Der Vektor pPIC9 (18)
ist ähnlich
dem von pHIL-D4, außer
dass er, benachbart zu dem AOX1-Promotor, Sequenzen, kodierend die
Signalsequenz und Prosequenz des alpha-paarenden Faktorgens von
Saccharomyces cerevisiae einschließt. Dem pPIC9 mangelt außerdem auch
das Kanamycin-Resistenzgen von pHIL-D4.
-
Ein BamHI-Ort in pPIC9, lokalisiert
unmittelbar oberstromig vom 5'-Ende
des alpha-paarenden Faktorgens, wurde entfernt und die Sequenzen
zu denen, welche dem natürlichen
AOX1-Gen ähneln,
durch die Polymerasekettenreaktion (PCR) (Perkin Elmer Cetus, CA)

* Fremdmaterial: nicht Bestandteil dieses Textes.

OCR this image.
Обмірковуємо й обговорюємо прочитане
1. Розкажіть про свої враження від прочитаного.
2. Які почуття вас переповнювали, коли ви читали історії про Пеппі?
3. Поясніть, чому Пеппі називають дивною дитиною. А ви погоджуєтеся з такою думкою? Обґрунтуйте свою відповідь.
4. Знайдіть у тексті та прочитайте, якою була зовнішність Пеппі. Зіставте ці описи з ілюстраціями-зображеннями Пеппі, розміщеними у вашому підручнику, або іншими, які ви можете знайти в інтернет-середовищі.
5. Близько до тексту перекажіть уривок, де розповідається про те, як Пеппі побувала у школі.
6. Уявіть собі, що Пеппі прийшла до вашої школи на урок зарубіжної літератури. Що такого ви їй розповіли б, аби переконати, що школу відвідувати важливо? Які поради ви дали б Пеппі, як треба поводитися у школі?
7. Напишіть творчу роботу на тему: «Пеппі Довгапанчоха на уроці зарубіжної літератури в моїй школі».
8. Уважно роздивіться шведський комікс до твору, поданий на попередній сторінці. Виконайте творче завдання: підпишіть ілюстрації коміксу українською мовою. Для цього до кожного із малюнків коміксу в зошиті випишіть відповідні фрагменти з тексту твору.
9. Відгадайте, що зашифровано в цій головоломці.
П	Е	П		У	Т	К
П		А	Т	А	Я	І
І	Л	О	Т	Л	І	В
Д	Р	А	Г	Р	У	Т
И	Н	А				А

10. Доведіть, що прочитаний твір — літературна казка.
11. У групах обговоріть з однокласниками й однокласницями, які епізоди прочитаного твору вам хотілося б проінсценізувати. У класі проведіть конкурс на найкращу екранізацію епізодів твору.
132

wiederhergestellt. Die Fragmente von pPIC9 wurden unter Verwendung
der folgenden Primer-Paare getrennt amplifiziert:
-
Die PCR-Reaktionen wurden in einem
Perkin Elmer Cetus DNA Thermocycler unter Verwendung des Perkin
Elmer Cetus GeneAmp-Kits mit AmpliTaq®-DNA-Polymerase
durchgeführt.
Es wurden die vom Hersteller bereitgestellten Anleitungen befolgt.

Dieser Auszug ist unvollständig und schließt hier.